We just hired 4 new ones - two GS-15s and two GS-14s. Didn't have any issues. But 15s are older guys and 14s are in 40s. Maybe you are referring to even younger folks.


Totally agree. Lots of applications for our agency jobs. We’re filling jobs faster than ever before. We also have fewer available positions than pre-pandemic. In short, people are not fleeing government jobs. In fact, many want the security or to earn lifetime health insurance before retirement. The notion that people are going to leave in large numbers is just not true.


Which agency? And do you currently offer remote work to new hires? The hiring situation now is the best it’s going to be, and it’s challenging at my agency. When RTO happens, you will see what we’re talking about here. I’ll be gone, but don’t say I didn’t warn you!
Anonymous
Anonymous wrote:
Anonymous wrote:
Anonymous wrote:
Anonymous wrote:
Anonymous wrote:Regardless of how many people leave the agency because of RTO there is always some turnover and there is no doubt that it is becoming harder to recruit good people and WFH flexibility is the last really good recruiting tool we have.

I can tell you we used to have our choice of the cream of the crop and now if I have to hire 2 people I am almost afraid to hire the second because I am lucky to get one really good candidate.


This. They might hang onto the established workers, but they're not going to bring in new workers, especially younger Millennials and Gen Z.


We just hired 4 new ones - two GS-15s and two GS-14s. Didn't have any issues. But 15s are older guys and 14s are in 40s. Maybe you are referring to even younger folks.


Totally agree. Lots of applications for our agency jobs. We’re filling jobs faster than ever before. We also have fewer available positions than pre-pandemic. In short, people are not fleeing government jobs. In fact, many want the security or to earn lifetime health insurance before retirement. The notion that people are going to leave in large numbers is just not true.

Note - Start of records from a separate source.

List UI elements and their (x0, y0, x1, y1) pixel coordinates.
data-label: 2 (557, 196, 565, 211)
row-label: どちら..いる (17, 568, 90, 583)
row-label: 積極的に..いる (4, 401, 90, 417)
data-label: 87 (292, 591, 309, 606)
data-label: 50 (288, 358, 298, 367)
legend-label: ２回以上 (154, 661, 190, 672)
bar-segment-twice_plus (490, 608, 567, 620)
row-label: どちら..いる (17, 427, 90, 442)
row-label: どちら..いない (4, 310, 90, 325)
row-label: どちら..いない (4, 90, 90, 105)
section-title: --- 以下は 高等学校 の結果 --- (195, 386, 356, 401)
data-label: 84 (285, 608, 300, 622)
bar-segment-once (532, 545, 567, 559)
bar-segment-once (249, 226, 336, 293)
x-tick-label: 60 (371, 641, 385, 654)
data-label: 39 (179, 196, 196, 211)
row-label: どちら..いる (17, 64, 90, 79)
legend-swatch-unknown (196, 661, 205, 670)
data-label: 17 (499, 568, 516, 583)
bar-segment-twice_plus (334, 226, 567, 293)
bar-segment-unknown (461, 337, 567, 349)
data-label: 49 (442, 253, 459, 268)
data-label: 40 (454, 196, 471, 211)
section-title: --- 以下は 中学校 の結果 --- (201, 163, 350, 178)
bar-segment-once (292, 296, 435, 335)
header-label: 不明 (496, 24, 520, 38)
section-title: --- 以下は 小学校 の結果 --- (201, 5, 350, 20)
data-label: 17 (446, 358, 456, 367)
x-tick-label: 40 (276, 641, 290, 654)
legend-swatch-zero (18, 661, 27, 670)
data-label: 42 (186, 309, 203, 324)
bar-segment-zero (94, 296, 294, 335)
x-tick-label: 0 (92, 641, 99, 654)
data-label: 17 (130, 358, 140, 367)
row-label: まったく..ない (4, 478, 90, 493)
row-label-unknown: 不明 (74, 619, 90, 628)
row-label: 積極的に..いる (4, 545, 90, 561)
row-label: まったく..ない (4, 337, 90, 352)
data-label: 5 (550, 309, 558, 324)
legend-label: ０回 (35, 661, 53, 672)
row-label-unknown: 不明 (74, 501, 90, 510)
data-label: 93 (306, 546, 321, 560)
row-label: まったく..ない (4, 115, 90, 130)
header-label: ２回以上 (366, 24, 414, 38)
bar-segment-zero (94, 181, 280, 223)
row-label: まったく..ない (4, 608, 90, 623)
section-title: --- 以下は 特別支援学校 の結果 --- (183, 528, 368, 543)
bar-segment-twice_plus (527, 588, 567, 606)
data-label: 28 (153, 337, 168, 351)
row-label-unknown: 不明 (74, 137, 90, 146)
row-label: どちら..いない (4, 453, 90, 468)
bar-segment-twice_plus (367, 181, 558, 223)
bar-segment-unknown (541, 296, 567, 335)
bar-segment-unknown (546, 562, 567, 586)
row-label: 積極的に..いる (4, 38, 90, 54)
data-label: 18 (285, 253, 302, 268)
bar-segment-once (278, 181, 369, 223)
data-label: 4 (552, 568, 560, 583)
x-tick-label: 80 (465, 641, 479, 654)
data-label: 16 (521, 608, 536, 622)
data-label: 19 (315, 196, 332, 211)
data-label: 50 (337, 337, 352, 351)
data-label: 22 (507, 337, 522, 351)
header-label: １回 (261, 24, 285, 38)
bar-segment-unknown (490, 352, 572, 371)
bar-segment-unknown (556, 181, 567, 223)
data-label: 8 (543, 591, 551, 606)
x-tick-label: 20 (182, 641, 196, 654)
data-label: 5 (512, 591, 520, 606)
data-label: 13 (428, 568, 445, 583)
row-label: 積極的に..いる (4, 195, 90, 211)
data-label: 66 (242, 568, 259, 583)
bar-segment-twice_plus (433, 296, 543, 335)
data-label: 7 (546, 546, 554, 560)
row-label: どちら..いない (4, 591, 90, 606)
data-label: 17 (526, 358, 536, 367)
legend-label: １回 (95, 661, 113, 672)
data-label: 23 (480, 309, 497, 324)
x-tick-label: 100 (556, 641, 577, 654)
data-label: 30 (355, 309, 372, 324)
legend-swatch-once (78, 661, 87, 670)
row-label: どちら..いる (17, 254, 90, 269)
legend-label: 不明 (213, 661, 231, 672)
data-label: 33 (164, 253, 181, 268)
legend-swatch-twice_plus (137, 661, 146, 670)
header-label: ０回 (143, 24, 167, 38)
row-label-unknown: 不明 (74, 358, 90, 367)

Which agency? And do you currently offer remote work to new hires? The hiring situation now is the best it’s going to be, and it’s challenging at my agency. When RTO happens, you will see what we’re talking about here. I’ll be gone, but don’t say I didn’t warn you!


Door to your left.
Anonymous
Anonymous wrote:
Anonymous wrote:
Anonymous wrote:
Anonymous wrote:
Anonymous wrote:
Anonymous wrote:Regardless of how many people leave the agency because of RTO there is always some turnover and there is no doubt that it is becoming harder to recruit good people and WFH flexibility is the last really good recruiting tool we have.

I can tell you we used to have our choice of the cream of the crop and now if I have to hire 2 people I am almost afraid to hire the second because I am lucky to get one really good candidate.


This. They might hang onto the established workers, but they're not going to bring in new workers, especially younger Millennials and Gen Z.


We just hired 4 new ones - two GS-15s and two GS-14s. Didn't have any issues. But 15s are older guys and 14s are in 40s. Maybe you are referring to even younger folks.


Totally agree. Lots of applications for our agency jobs. We’re filling jobs faster than ever before. We also have fewer available positions than pre-pandemic. In short, people are not fleeing government jobs. In fact, many want the security or to earn lifetime health insurance before retirement. The notion that people are going to leave in large numbers is just not true.


Which agency? And do you currently offer remote work to new hires? The hiring situation now is the best it’s going to be, and it’s challenging at my agency. When RTO happens, you will see what we’re talking about here. I’ll be gone, but don’t say I didn’t warn you!


Door to your left.


Already halfway out. Enjoy the mess you’re making.